Defending Jacob by William Landay

defending-jacobbThis is as much a nuanced family drama, love story, and social inquisition as it is a murder/courtroom/legal thriller. If you can engage with the narrator, whose reliability or unreliability is a puzzle to piece together, you will be satisfied with this warm yet dark story of a community and family unhinged by a violent crime. The author is a former DA who is skilled at informing the reader about the law and procedure without telegraphing it. The narrative is even, polished, and intelligently observant of a community in shock, a family shattered.

I have relatives in Newton, Massachusetts, where this thriller takes place. It is an upscale community of educated professionals, whose children graduate from tony high schools and go on to Ivy League colleges. A fourteen-year-old boy stabbed to death in the park is incomprehensible to this insulated and well-heeled population. As prosperous as it is, there is also a provincial air to it, as like-minded families have always experienced security and safety here, and there is an expectation and history of benevolence. Violence is rare.
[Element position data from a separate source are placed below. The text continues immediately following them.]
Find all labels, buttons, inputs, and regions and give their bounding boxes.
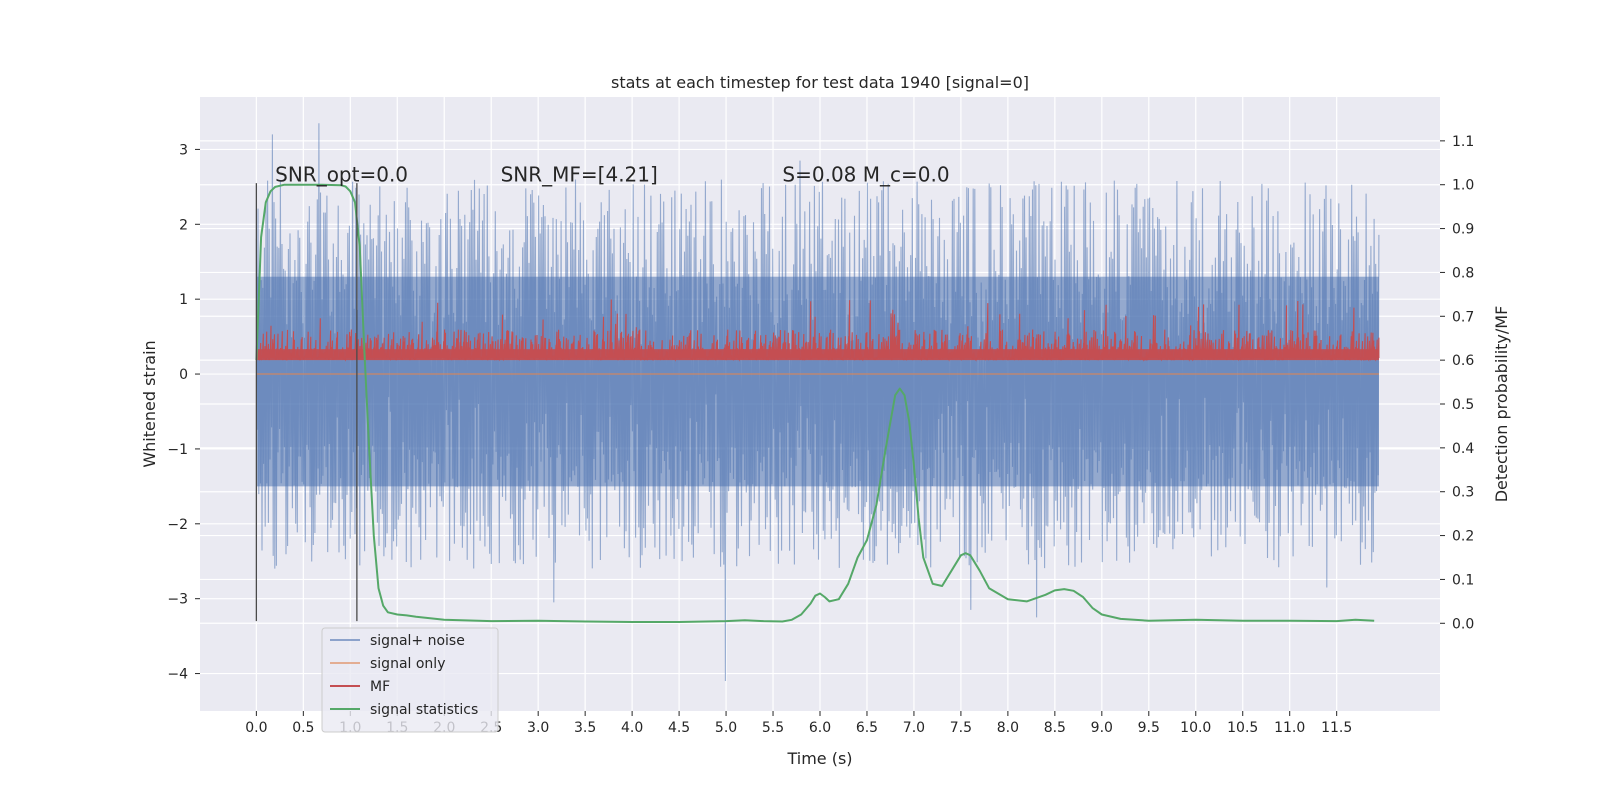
y2-tick-label-6: 0.6 xyxy=(1452,353,1474,369)
x-tick-label-10: 5.0 xyxy=(715,720,737,736)
x-tick-label-9: 4.5 xyxy=(668,720,690,736)
legend-box xyxy=(321,627,499,733)
y2-tick-label-9: 0.9 xyxy=(1452,222,1474,238)
x-tick-label-1: 0.5 xyxy=(292,720,314,736)
legend-label-2: MF xyxy=(370,679,390,695)
y2-tick-label-7: 0.7 xyxy=(1452,309,1474,325)
y2-ticks: 0.0 0.1 0.2 0.3 0.4 0.5 0.6 0.7 0.8 0.9 1.0 1.1 xyxy=(1440,134,1474,632)
y-tick-label-7: 3 xyxy=(179,142,188,158)
y2-tick-label-3: 0.3 xyxy=(1452,485,1474,501)
y-tick-label-0: −4 xyxy=(167,667,188,683)
y2-tick-label-1: 0.1 xyxy=(1452,572,1474,588)
x-tick-label-0: 0.0 xyxy=(245,720,267,736)
x-tick-label-13: 6.5 xyxy=(856,720,878,736)
x-tick-label-23: 11.5 xyxy=(1321,720,1352,736)
y-tick-label-4: 0 xyxy=(179,367,188,383)
x-tick-label-21: 10.5 xyxy=(1227,720,1258,736)
y2-tick-label-10: 1.0 xyxy=(1452,178,1474,194)
legend-label-0: signal+ noise xyxy=(370,633,465,649)
annotation-s-mc: S=0.08 M_c=0.0 xyxy=(782,162,949,186)
legend-label-1: signal only xyxy=(370,656,445,672)
y2-tick-label-4: 0.4 xyxy=(1452,441,1474,457)
x-tick-label-12: 6.0 xyxy=(809,720,831,736)
x-tick-label-11: 5.5 xyxy=(762,720,784,736)
vlines xyxy=(255,183,358,622)
y2-axis-label: Detection probability/MF xyxy=(1492,306,1511,503)
annotation-snr-mf: SNR_MF=[4.21] xyxy=(501,162,658,186)
x-axis-label: Time (s) xyxy=(786,749,852,768)
y-tick-label-6: 2 xyxy=(179,217,188,233)
y2-tick-label-5: 0.5 xyxy=(1452,397,1474,413)
series-signal-statistics xyxy=(255,183,1375,623)
y2-tick-label-2: 0.2 xyxy=(1452,529,1474,545)
x-tick-label-19: 9.5 xyxy=(1138,720,1160,736)
y-tick-label-1: −3 xyxy=(167,592,188,608)
y-tick-label-5: 1 xyxy=(179,292,188,308)
legend: signal+ noise signal only MF signal statist… xyxy=(321,627,499,733)
x-tick-label-7: 3.5 xyxy=(574,720,596,736)
y-axis-label: Whitened strain xyxy=(140,340,159,467)
y-tick-label-3: −1 xyxy=(167,442,188,458)
y-ticks: −4 −3 −2 −1 0 1 2 3 xyxy=(167,142,200,683)
x-tick-label-15: 7.5 xyxy=(950,720,972,736)
x-tick-label-17: 8.5 xyxy=(1044,720,1066,736)
chart-title: stats at each timestep for test data 194… xyxy=(611,73,1029,92)
y2-tick-label-0: 0.0 xyxy=(1452,616,1474,632)
x-tick-label-18: 9.0 xyxy=(1091,720,1113,736)
x-tick-label-16: 8.0 xyxy=(997,720,1019,736)
y2-tick-label-8: 0.8 xyxy=(1452,265,1474,281)
x-tick-label-8: 4.0 xyxy=(621,720,643,736)
data-layer xyxy=(255,123,1380,682)
x-tick-label-22: 11.0 xyxy=(1274,720,1305,736)
y-tick-label-2: −2 xyxy=(167,517,188,533)
x-tick-label-6: 3.0 xyxy=(527,720,549,736)
annotation-snr-opt: SNR_opt=0.0 xyxy=(275,162,408,186)
x-tick-label-20: 10.0 xyxy=(1180,720,1211,736)
series-mf xyxy=(255,299,1380,362)
y2-tick-label-11: 1.1 xyxy=(1452,134,1474,150)
series-signal-noise xyxy=(255,123,1380,682)
x-tick-label-14: 7.0 xyxy=(903,720,925,736)
legend-label-3: signal statistics xyxy=(370,702,478,718)
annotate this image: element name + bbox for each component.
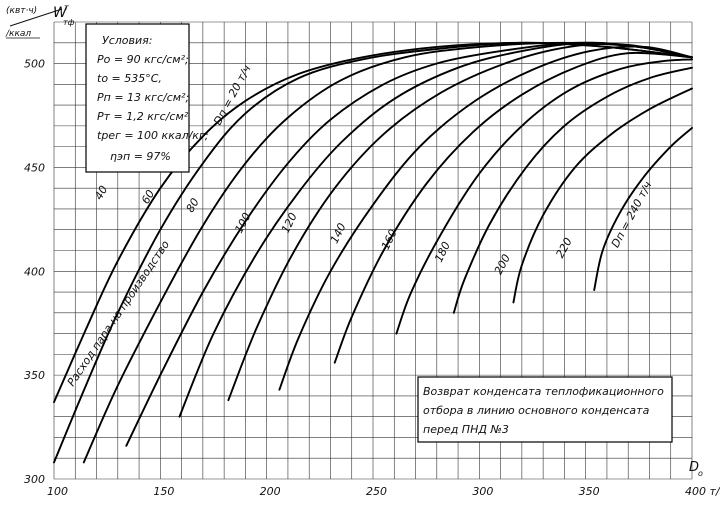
series-line <box>512 87 693 304</box>
conditions-box: Условия: Ро = 90 кгс/см²; tо = 535°C, Рп… <box>85 23 208 173</box>
condition-line: tо = 535°C, <box>97 72 162 85</box>
condition-line: ηэп = 97% <box>110 150 171 163</box>
series-label: 140 <box>328 221 349 246</box>
series-line <box>452 66 693 314</box>
x-tick-label: 150 <box>153 485 174 498</box>
condition-line: tрег = 100 ккал/кг; <box>97 129 208 142</box>
series-label: 220 <box>553 236 574 261</box>
series-line <box>178 41 693 418</box>
series-label: 200 <box>492 252 513 277</box>
condition-line: Рт = 1,2 кгс/см² <box>97 110 189 123</box>
series-label: 60 <box>139 188 157 207</box>
note-line: Возврат конденсата теплофикационного <box>423 385 664 398</box>
y-symbol-sup: т <box>64 3 69 12</box>
series-line <box>593 126 693 291</box>
conditions-title: Условия: <box>102 34 152 47</box>
x-tick-label: 300 <box>472 485 493 498</box>
y-unit-top: (квт·ч) <box>6 6 37 16</box>
y-tick-label: 450 <box>24 161 45 174</box>
series-line <box>333 51 693 364</box>
condition-line: Ро = 90 кгс/см²; <box>97 53 189 66</box>
x-tick-label: 100 <box>47 485 68 498</box>
x-tick-label: 350 <box>579 485 600 498</box>
y-tick-label: 300 <box>24 473 45 486</box>
y-tick-label: 500 <box>24 58 45 71</box>
series-line <box>278 45 693 391</box>
series-label: Dп = 240 т/ч <box>609 179 655 250</box>
y-symbol: W <box>53 5 68 21</box>
series-label: Dп = 20 т/ч <box>211 63 254 128</box>
x-symbol-sub: o <box>698 469 703 478</box>
note-box: Возврат конденсата теплофикационного отб… <box>417 376 673 443</box>
y-unit-slash <box>9 8 63 27</box>
tick-labels: 100 150 200 250 300 350 400 т/ч 300 350 400 450 500 <box>24 58 720 498</box>
series-curves <box>53 41 693 464</box>
series-label: 40 <box>92 183 110 202</box>
condition-line: Рп = 13 кгс/см²; <box>97 91 189 104</box>
x-tick-label: 250 <box>366 485 387 498</box>
y-symbol-sub: тф <box>63 18 75 27</box>
series-label: 80 <box>184 196 202 215</box>
x-tick-label: 200 <box>260 485 281 498</box>
x-tick-label: 400 т/ч <box>685 485 720 498</box>
note-line: отбора в линию основного конденсата <box>423 404 650 417</box>
series-line <box>395 58 693 335</box>
x-symbol: D <box>689 460 699 475</box>
series-label: 160 <box>379 227 400 252</box>
y-unit-bottom: /ккал <box>5 29 31 39</box>
series-line <box>227 42 693 402</box>
note-line: перед ПНД №3 <box>423 423 509 436</box>
y-tick-label: 400 <box>24 265 45 278</box>
y-tick-label: 350 <box>24 369 45 382</box>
Jacob, the fourteen-year-old son of First District Attorney Andy Barber, is accused of murdering his classmate, Ben Rifkin. In Massachusetts, fourteen-year-olds charged with first-degree murder are tried as adults. Barber narrates the story with depth and dread, exposing some family secrets along the way, which could impact the case, and creates increasing internal trauma for his wife, Laurie. Their marriage has always been an ongoing love story; they met as freshmen in college and have loved each other unfailingly through the years. This event mires them in vulnerability and heavy exposure to the media, placing them under a public microscope. Do they really know their son? How much can parents really get inside the soul of their children? And, no matter how strong a marriage seems, a blow like this can undermine what is truly a fragile trust.

Landay has a talent for metaphor and imagery, rendered beautifully in the elegiac narrative. Woven through the story, in the old-school typed transcript of a court reporter, is yet another narrative, of Barber as a witness before the grand jury. How this fits into the rest of the story is gradually disclosed, and its presence is both suspenseful and revealing. Landay's dialogue is crisply cinematic but organic to the characters. His flair for teen-speak is spot-on.

Jacob, who is largely inscrutable, is developed through the eyes of other characters--and at a slight remove, which adds to the suspense. Is he a cipher? A typical teenager? The unknown X factor of Jacob draws out the detective spirit of the reader. The character that really blossoms on the pages is Andy, who reveals, through his agony, more than his contained self-assessment. He is a tormented man trying to protect his family, but his tenacity and inexorable faith in his son may have dire consequences.